The average American spends nearly 70 hours a year on lawn and garden care. The Kobi Company wants to give you all that time back.
The New York-based startup unanimously won Pitchfire at RoboBusiness 2016 with its Kobi 3-in-1, autonomous robot landscaper that mows your lawn, removes your leaves, and snow blows your driveway. Co-founder Steve Waelbers says Kobi has been tested in the company’s lab, and that 10 beta versions of the robot will be working hard in yards by the end of 2016. They’ll then use that feedback to get into full production.
Here’s how Kobi works. The base unit stays the same and you swap out attachments based on whether you need Kobi to mow the lawn, mulch leaves, or snow blow your driveway. Waelbers says you teach Kobi where to blow the snow and dump the leaves using the app. Kobi can throw the snow up to 40 feet, depending on the condition of the snow.
Waelbers says no tedious boundary wires are needed to keep Kobi from veering out of your yard or driveway. All you need to do is use the companion app to drive Kobi around the yard or driveway so it can learn the perimeter of those spaces and where any fixed obstacles are located. Kobi uses GPS and a suite of sensors to achieve inch-level positioning accuracy. Kobi also features WiFi, Bluetooth and mobile data connectivity.
So how much snow can Kobi handle? Kobi says its can cover up to 0.37 acre of snow removal, but that it takes a “proactive approach” by starting the snow removal process as the snow is falling. Kobi can mow up to 7 acres, and the leaf module can cover up to 3 acres.
There are several built-in safety features for the snow blowing application. For example, Waelbers says the robot’s camera and ultrasonic sensors help it detect objects on top of the snow and immediately shut down the augers. The company is also considering adding a dog whistle to Kobi to keep man’s best friend out of harm’s way.

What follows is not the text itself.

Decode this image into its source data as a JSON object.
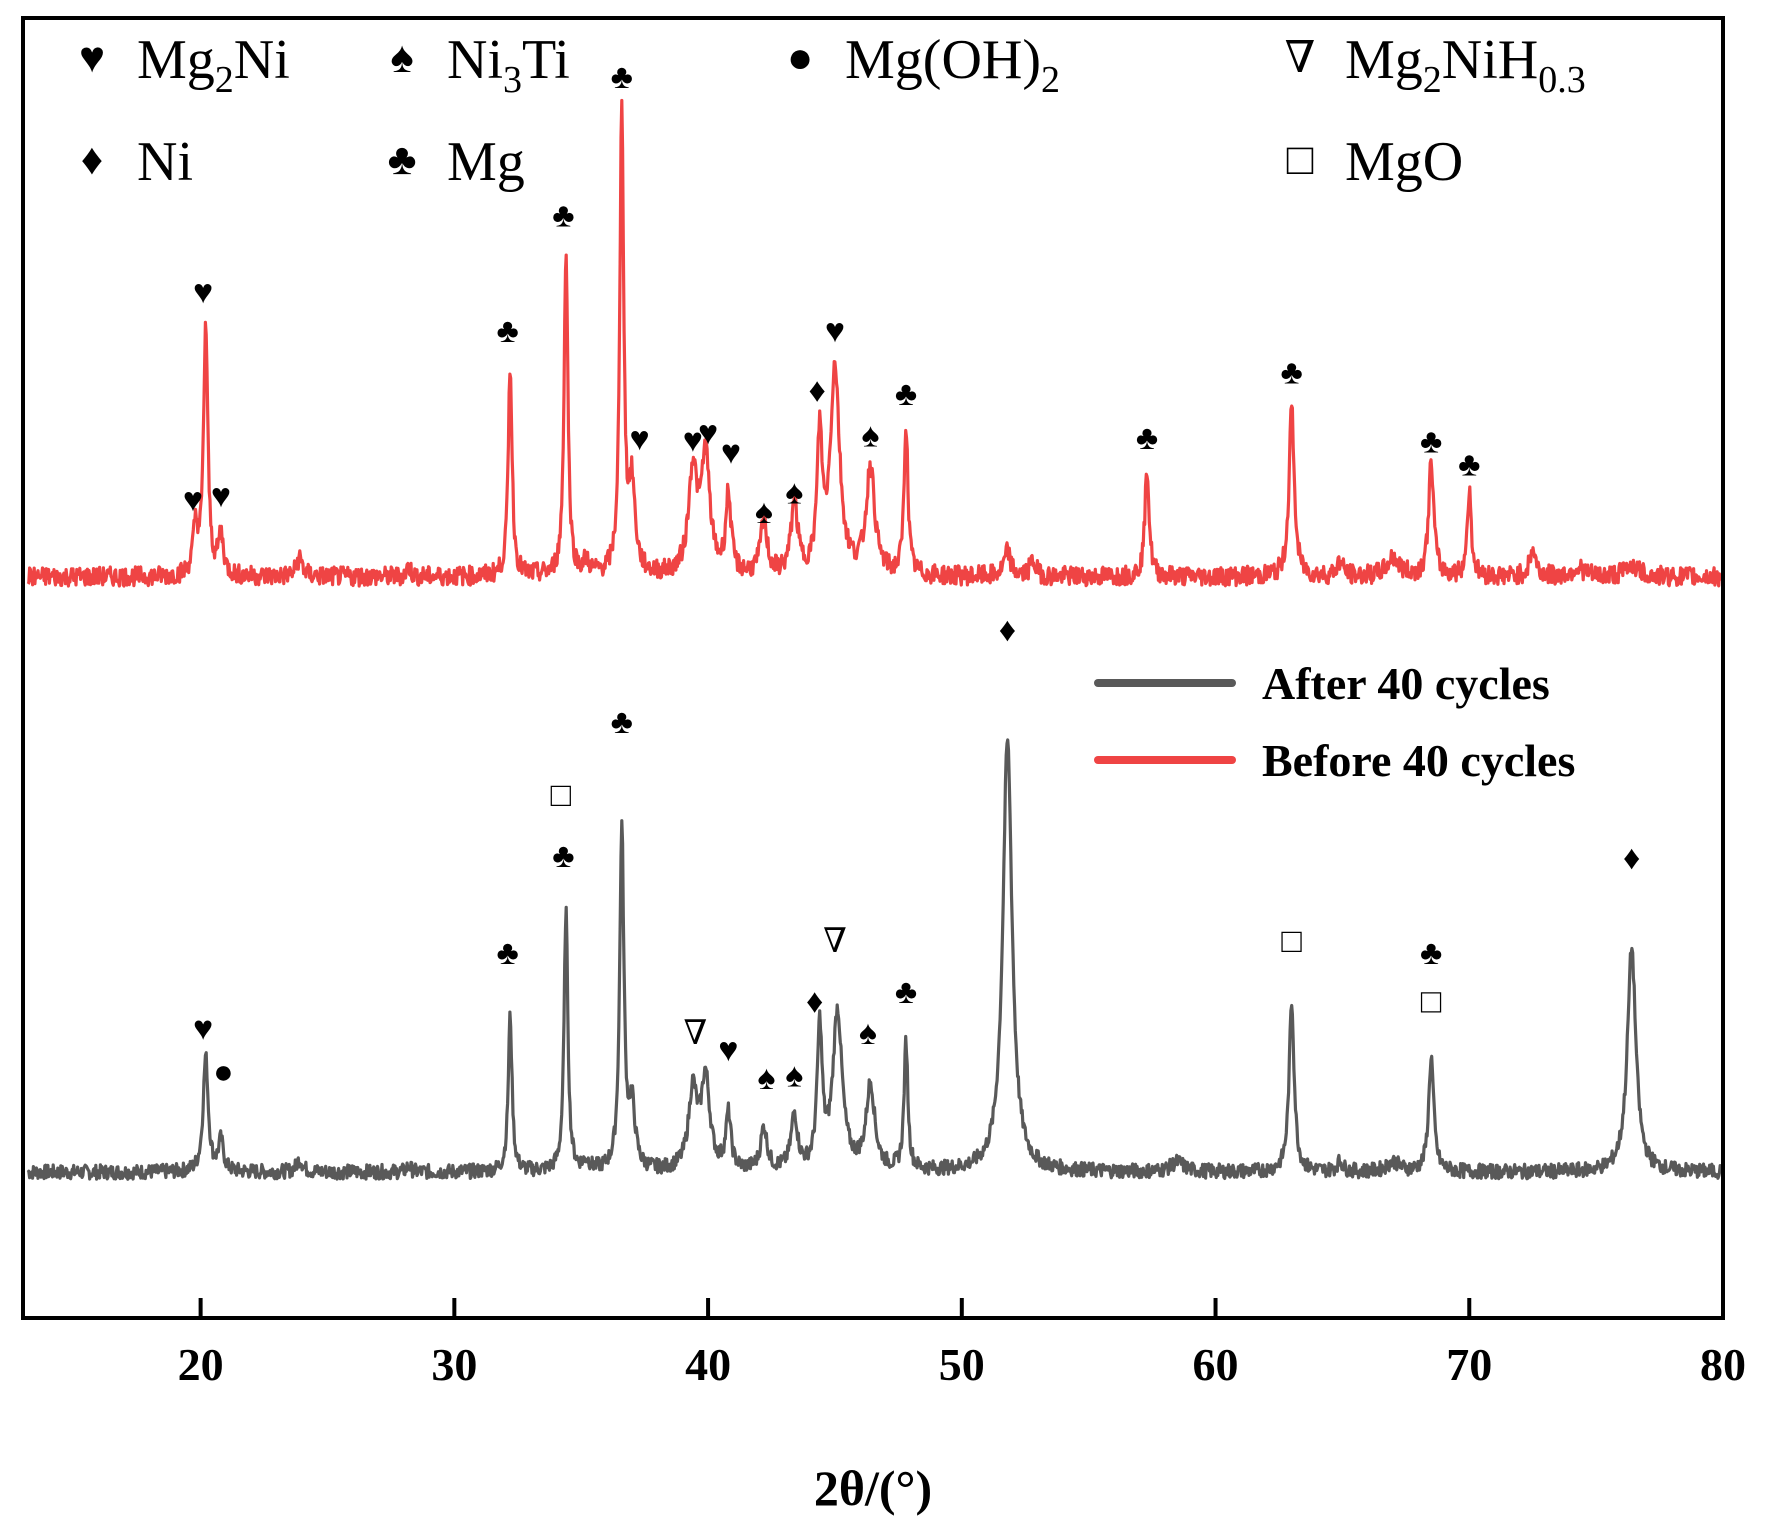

Pitchfire judge Jason Sydow, a partner at next47, a Siemens company, says all the judges were impressed with Kobi’s business model. It found a good problem (yard work) and is offering a good solution. Sydow also says there’s an expansive market opportunity for Kobi as it could be sold to both consumers and businesses. Waelbers says Kobi will be sold through independent hardware stores and its own website. Those hardware stores will be able to charge an extra small fee to handle the set up process of teaching Kobi the layout of your yard and driveway.
According to Sydow, Franklin Robots was the second-place finisher. Led by Rory MacKean and Roomba inventor Joe Jones, Franklin Robotics has designed a solar-powered, autonomous weeding robot named Tertill. It lives in the garden and charges itself in the sunlight, patrols the garden, avoids plants and obstacles, and chops down emerging weeds. Setup requires only a fence around the garden and small plastic collars around seedlings; no wires or beacons are necessary.
And there’s no programming of any kind, and chemicals are no longer needed for weed control. The robot also provides a mobile platform for collecting a rich data set about the garden, including: soil moisture, temperature, plant nutrition and local weather conditions.